At the opposite end of the spectrum, however, there are critically reflexive practitioners who have initiated programs of Aboriginal studies in Australian schools, which serve to educate Indigenous and non-Indigenous school members about Aboriginal cultures, languages and perspectives. These programs have proven especially successful for Aboriginal students, and their communities, because unlike previous educational practices, “teachers [do not see Aboriginal] kids as a problem to be fixed”, but as valuable assets to their classes and the wider community. Case studies conducted in these schools, where there are relatively high percentages of Indigenous students, reveal the use of responsive education, which “priorities a definition of learning that involves the collaborative production of knowledge by students, teachers and their communities”. Accordingly, programs of Aboriginal studies feature a “combination of both Aboriginal and Western ways” so that “Aboriginal people learn something from white cultures, and white people can learn from Aboriginal cultures”. For example, in Western Australia, students are educated alongside their adult counterparts in places like Kulbardi Aboriginal Centre, where they enjoy “bush tucker [and learn about] many different [Aboriginal] artefacts and…stories”.

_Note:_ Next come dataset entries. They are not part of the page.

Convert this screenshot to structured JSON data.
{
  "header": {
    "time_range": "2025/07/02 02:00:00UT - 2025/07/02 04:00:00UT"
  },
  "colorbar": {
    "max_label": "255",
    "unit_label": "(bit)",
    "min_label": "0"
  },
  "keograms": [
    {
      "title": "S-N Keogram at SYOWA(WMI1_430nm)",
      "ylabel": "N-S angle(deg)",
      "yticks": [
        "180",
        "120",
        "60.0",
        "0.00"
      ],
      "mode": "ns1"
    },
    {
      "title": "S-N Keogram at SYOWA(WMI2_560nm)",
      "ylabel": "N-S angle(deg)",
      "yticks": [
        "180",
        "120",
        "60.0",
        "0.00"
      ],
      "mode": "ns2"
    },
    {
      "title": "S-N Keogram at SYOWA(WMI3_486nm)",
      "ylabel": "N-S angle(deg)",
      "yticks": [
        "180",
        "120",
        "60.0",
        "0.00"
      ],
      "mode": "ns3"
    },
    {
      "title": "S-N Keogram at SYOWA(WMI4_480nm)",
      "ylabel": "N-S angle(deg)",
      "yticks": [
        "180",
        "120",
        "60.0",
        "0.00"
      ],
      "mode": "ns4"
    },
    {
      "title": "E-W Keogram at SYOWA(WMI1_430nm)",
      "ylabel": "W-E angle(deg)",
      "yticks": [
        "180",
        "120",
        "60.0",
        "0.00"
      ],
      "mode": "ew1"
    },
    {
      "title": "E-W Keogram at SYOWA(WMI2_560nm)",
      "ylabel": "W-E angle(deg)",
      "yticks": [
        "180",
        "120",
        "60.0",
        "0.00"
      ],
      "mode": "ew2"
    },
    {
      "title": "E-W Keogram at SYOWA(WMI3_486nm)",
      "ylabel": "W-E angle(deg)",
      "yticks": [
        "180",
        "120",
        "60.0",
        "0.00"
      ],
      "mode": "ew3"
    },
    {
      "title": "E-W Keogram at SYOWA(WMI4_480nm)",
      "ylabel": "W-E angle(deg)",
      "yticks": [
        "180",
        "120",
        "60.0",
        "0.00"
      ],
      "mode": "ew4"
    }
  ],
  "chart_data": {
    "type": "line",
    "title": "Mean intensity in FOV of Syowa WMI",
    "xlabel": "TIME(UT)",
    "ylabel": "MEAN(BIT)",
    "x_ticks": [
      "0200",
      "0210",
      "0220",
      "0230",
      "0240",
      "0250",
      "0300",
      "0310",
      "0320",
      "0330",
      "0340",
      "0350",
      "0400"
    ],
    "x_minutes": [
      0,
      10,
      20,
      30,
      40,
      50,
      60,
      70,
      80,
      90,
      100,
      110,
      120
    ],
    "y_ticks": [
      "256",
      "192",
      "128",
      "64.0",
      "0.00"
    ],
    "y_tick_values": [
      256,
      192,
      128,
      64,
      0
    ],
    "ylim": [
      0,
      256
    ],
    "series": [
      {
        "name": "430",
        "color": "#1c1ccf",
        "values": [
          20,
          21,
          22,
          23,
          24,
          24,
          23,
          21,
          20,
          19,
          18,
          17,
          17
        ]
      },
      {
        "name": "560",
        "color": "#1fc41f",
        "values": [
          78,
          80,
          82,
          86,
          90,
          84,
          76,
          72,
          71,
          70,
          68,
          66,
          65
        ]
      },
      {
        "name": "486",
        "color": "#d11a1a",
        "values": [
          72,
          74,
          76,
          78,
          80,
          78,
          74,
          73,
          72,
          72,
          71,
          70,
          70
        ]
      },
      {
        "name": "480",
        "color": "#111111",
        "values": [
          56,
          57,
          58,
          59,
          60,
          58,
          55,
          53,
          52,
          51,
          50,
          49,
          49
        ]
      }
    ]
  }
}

Research shows, schools that implement this kind of framework are more successful in deconstructing Aboriginal students' culture of resistance and opposition to the school, than schools that ignore their Indigenous students' perspectives. This may be attributed to the fact that programs of Aboriginal studies sensitise non-Indigenous teachers to Aboriginal students' ways of being, learning and knowing. This simultaneously helps teachers promote a strong sense of identity and belonging for those children; generating cultural capital that is a vital “social asset in the late 20th century”. Unfortunately, considering the connection between educational outcomes and social equity, it is clear that most schools in Australia have perpetuated the place of Aboriginal people in Australia as those who “constitute by far the group disadvantaged to the greatest degree over the longest time”.

Of course, there are other intersecting categories of difference, including socioeconomic status, gender, (dis)ability and locality, that affect the overall academic and social success of a child, which should be taken into account when designing curriculum. However, considering the historical failure of the Australian education system to create equal life chances for Indigenous Australians since colonisation, those categories of difference are subsumed by a child's Aboriginality.